NO tuvieron que esperar demasiado tiempo. Parapetados en aquella esquina desde la que se divisaba el portón verde, ambos hombres dejaron pasar el rato sin apenas cruzar palabra, como si temieran ser escuchados o descubiertos por algún indeseable. Dante aprovechó para reordenar sus pensamientos y conjeturas, aún sin encontrar un encaje lógico a gran parte de ellos. Francesco vigilaba. No dejaba de vislumbrar alrededor, cada vez más nervioso y siempre atento a detectar el mínimo movimiento. La espera terminó cuando se hicieron visibles tres figuras que emergían por la otra esquina de aquella calle del edificio de las ventanas clausuradas. Se aproximaban ligeras; una de ellas apenas a cuatro o cinco pasos por delante de las otras dos. Dante urgió a Francesco porque temía no llegar hasta su altura antes de que desaparecieran por la puerta. Los ayudó el hecho de que los recién aparecidos, sin duda sorprendidos por la presencia de dos extraños en su refugio, aminoraran un tanto su marcha. Casi frente al primero de aquellos hombres, Dante, seguido muy de cerca por Francesco, se detuvo y saludó de manera amistosa.

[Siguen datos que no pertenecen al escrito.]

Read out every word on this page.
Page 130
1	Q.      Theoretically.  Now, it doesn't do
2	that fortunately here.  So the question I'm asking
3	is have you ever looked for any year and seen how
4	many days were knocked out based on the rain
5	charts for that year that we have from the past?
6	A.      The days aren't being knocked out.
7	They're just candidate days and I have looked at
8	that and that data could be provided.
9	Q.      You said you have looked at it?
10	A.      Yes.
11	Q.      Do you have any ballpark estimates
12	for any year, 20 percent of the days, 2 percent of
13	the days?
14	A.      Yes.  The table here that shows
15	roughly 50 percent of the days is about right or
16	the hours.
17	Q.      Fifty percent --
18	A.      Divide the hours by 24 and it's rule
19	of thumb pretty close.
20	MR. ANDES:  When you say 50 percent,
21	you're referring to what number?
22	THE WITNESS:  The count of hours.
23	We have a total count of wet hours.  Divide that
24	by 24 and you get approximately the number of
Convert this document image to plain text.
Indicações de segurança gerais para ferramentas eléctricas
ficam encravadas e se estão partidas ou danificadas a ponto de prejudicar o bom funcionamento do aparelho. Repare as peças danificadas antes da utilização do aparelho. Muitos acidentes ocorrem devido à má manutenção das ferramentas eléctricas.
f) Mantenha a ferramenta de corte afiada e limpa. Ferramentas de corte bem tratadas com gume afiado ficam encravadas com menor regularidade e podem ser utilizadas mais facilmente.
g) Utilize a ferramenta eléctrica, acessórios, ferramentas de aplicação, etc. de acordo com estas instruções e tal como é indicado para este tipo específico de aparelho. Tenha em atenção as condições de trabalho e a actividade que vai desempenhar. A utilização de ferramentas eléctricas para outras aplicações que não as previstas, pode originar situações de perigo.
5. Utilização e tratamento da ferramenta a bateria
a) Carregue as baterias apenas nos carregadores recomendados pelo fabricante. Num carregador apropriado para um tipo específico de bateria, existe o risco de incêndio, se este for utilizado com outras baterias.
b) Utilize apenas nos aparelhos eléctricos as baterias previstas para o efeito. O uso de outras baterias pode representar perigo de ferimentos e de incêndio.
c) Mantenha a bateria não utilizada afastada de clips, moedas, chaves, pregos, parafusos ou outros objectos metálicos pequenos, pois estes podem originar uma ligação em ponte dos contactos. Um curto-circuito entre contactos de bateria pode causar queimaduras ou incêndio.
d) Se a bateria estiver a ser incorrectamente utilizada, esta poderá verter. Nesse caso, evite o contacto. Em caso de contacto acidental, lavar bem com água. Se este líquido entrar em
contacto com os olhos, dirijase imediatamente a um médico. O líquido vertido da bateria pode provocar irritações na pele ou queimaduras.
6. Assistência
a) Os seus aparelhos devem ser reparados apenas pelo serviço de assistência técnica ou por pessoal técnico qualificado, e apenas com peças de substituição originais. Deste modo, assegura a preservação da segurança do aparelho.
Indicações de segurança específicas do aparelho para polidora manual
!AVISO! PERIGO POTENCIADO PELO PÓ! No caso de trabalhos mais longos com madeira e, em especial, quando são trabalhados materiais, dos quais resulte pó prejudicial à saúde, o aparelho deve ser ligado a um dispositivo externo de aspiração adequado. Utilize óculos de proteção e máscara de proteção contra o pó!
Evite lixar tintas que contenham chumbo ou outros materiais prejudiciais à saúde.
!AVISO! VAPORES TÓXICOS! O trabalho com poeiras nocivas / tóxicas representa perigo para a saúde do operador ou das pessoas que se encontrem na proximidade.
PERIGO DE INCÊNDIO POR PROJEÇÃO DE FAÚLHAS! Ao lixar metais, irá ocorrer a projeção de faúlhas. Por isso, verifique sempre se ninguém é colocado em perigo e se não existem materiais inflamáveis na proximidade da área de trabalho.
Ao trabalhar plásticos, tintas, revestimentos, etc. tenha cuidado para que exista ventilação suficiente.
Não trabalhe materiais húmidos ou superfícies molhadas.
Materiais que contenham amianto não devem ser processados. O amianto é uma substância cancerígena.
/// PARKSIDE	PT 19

—Saludos. Que Dios esté con vosotros.
El hombre se detuvo, mudo, con nula expresión en el rostro. Iba vestido con un tosco manto de color gris, característica seña de identidad de multitud de beguinos que anidaban por aquellas tierras. En vez de responder, se quedó allí frente a ellos, guardando apresuradamente sus manos por ambas aberturas laterales, bajo su saya. Esto provocó un movimiento instintivo de defensa en Francesco, que también introdujo su mano derecha bajo su capote, aunque sin mostrar su arma. Entonces, de los dos compañeros que se aproximaban, uno de ellos se dirigió en tono neutro a Dante.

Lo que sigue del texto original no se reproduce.